Informations générales
Événement : 80e Congrès de l’Acfas
Type : Colloque
Section : Section 600 - Colloques multisectoriels
Description :La société de consommation contemporaine a promu l’objet « flambant neuf » immaculé, l’objet « toujours neuf » de l’obsolescence programmée, l’objet « plus neuf que le tien » pris dans la rivalité mimétique, comme horizon indépassable des aspirations individuelles. Assujettis à cette politique du neuf, les individus se modèleraient ainsi sans considération pour les histoires singulières émanant de leurs usages et des objets qui meublent leur vie. L’histoire du design au XXe siècle est intimement mêlée à la promotion de cette subjectivité contemporaine, lisse et étincelante. À l’aube de la démocratie participative, dans le sillage du web 2.0, et alors que s’édifie une société de la durabilité, le design est-il ainsi condamné à créer du neuf et à enfermer les aspirations individuelles dans ce mode de renouvellement de soi?
Ce colloque cherche à explorer les rapports entre le design et des démarches de subjectivation créatives à partir d’une critique politique du « neuf » qui couvre les polarités du nouveau et de l’ancien, du vierge et du recyclé, du frais et du périmé, du propre et du sale, etc.
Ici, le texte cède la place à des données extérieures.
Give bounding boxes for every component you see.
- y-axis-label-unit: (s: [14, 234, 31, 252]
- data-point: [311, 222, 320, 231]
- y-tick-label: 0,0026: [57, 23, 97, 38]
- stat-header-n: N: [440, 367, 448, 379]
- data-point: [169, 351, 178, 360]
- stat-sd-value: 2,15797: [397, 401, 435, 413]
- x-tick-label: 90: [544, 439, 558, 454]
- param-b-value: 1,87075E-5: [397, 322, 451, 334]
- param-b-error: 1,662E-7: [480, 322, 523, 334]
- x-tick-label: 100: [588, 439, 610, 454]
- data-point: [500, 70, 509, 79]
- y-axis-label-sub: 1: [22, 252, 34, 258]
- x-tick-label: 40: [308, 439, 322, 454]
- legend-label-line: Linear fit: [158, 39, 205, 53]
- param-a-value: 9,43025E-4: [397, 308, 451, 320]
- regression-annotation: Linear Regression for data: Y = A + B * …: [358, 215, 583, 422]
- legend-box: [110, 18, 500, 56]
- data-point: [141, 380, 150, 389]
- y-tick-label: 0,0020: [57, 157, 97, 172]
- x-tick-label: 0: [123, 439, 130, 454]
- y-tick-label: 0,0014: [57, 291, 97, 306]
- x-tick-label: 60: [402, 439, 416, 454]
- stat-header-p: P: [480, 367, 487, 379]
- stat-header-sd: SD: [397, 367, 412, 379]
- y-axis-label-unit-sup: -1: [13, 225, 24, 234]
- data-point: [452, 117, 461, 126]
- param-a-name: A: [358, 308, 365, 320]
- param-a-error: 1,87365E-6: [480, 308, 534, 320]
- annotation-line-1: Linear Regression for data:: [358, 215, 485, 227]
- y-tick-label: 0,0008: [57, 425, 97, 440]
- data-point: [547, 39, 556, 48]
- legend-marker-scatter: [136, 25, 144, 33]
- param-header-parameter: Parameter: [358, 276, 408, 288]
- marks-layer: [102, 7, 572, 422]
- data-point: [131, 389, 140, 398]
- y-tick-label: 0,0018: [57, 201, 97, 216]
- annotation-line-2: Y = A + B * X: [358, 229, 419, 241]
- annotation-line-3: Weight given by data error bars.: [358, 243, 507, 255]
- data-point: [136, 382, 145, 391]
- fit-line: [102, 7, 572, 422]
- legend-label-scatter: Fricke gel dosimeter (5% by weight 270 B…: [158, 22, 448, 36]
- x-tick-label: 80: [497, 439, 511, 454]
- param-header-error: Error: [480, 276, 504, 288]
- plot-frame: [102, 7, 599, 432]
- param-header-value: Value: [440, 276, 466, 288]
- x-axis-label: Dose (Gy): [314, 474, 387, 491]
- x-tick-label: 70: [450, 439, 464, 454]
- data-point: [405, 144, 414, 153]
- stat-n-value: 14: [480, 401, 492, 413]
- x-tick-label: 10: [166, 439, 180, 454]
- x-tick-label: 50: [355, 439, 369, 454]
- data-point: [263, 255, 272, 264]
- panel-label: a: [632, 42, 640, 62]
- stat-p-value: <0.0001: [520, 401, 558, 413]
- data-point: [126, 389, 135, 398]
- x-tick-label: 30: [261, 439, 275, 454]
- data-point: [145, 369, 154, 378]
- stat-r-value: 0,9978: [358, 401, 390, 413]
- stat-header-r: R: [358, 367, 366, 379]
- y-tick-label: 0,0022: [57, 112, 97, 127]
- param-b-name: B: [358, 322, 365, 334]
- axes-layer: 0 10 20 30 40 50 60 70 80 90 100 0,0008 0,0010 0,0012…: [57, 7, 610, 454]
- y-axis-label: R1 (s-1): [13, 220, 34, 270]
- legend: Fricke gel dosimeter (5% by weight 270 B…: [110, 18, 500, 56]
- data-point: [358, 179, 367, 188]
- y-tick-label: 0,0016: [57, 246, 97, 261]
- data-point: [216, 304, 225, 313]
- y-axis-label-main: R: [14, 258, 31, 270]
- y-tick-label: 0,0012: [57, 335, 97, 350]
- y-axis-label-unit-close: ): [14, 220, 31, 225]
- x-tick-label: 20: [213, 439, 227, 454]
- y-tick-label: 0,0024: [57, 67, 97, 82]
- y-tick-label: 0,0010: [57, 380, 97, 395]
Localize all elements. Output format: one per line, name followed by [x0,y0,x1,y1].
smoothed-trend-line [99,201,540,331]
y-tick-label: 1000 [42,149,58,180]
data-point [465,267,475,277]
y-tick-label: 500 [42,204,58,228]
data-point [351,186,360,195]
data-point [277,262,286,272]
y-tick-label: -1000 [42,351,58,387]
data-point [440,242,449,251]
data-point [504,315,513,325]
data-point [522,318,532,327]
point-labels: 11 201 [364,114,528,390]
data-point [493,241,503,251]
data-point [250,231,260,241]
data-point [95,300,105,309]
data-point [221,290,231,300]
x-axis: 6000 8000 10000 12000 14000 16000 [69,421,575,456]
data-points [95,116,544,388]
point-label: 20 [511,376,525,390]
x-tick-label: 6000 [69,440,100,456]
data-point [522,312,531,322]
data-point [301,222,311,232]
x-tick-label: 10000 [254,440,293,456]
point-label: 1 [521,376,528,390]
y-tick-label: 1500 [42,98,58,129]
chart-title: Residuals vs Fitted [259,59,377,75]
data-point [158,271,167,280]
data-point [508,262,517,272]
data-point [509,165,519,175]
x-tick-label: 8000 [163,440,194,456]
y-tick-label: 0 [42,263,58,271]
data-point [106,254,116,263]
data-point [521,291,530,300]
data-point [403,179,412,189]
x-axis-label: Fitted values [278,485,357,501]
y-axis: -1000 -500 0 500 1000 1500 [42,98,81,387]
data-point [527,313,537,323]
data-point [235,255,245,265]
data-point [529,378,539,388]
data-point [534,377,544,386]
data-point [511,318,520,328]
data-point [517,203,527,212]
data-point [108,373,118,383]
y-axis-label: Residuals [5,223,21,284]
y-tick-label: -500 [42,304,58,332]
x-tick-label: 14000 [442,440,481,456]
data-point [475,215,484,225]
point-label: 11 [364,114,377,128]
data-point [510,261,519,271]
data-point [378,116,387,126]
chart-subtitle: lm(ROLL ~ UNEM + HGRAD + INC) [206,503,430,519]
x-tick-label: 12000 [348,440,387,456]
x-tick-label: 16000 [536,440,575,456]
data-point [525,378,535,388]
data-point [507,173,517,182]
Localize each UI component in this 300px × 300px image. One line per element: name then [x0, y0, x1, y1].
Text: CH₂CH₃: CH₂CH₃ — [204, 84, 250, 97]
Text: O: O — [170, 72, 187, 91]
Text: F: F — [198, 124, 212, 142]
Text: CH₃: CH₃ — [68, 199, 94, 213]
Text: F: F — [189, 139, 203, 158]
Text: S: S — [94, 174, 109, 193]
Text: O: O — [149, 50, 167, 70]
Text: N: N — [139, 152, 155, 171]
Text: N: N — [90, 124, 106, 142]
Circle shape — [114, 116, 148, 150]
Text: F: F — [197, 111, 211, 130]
Deux axes d’exploration seront proposés. Le premier axe abordera le lien entre design et subjectivation à l’aune du déplacement actuel du centre de gravité des pratiques de design qui s’intéressent dorénavant moins à l’objet qu’aux systèmes d’usage. Comment des démarches de design peuvent-elles réinventer localement et délibérativement des styles de vie en combinant des services et de multiples objets, neufs comme usés, à l’intérieur de scénarios? Le second axe s’attachera à examiner le design dans le cadre de l’alternative entre « faire du neuf » ou ne rien faire. Quels enjeux de design sont soulevés par la valorisation de la trace personnelle laissée par l’usage sur l’environnement matériel?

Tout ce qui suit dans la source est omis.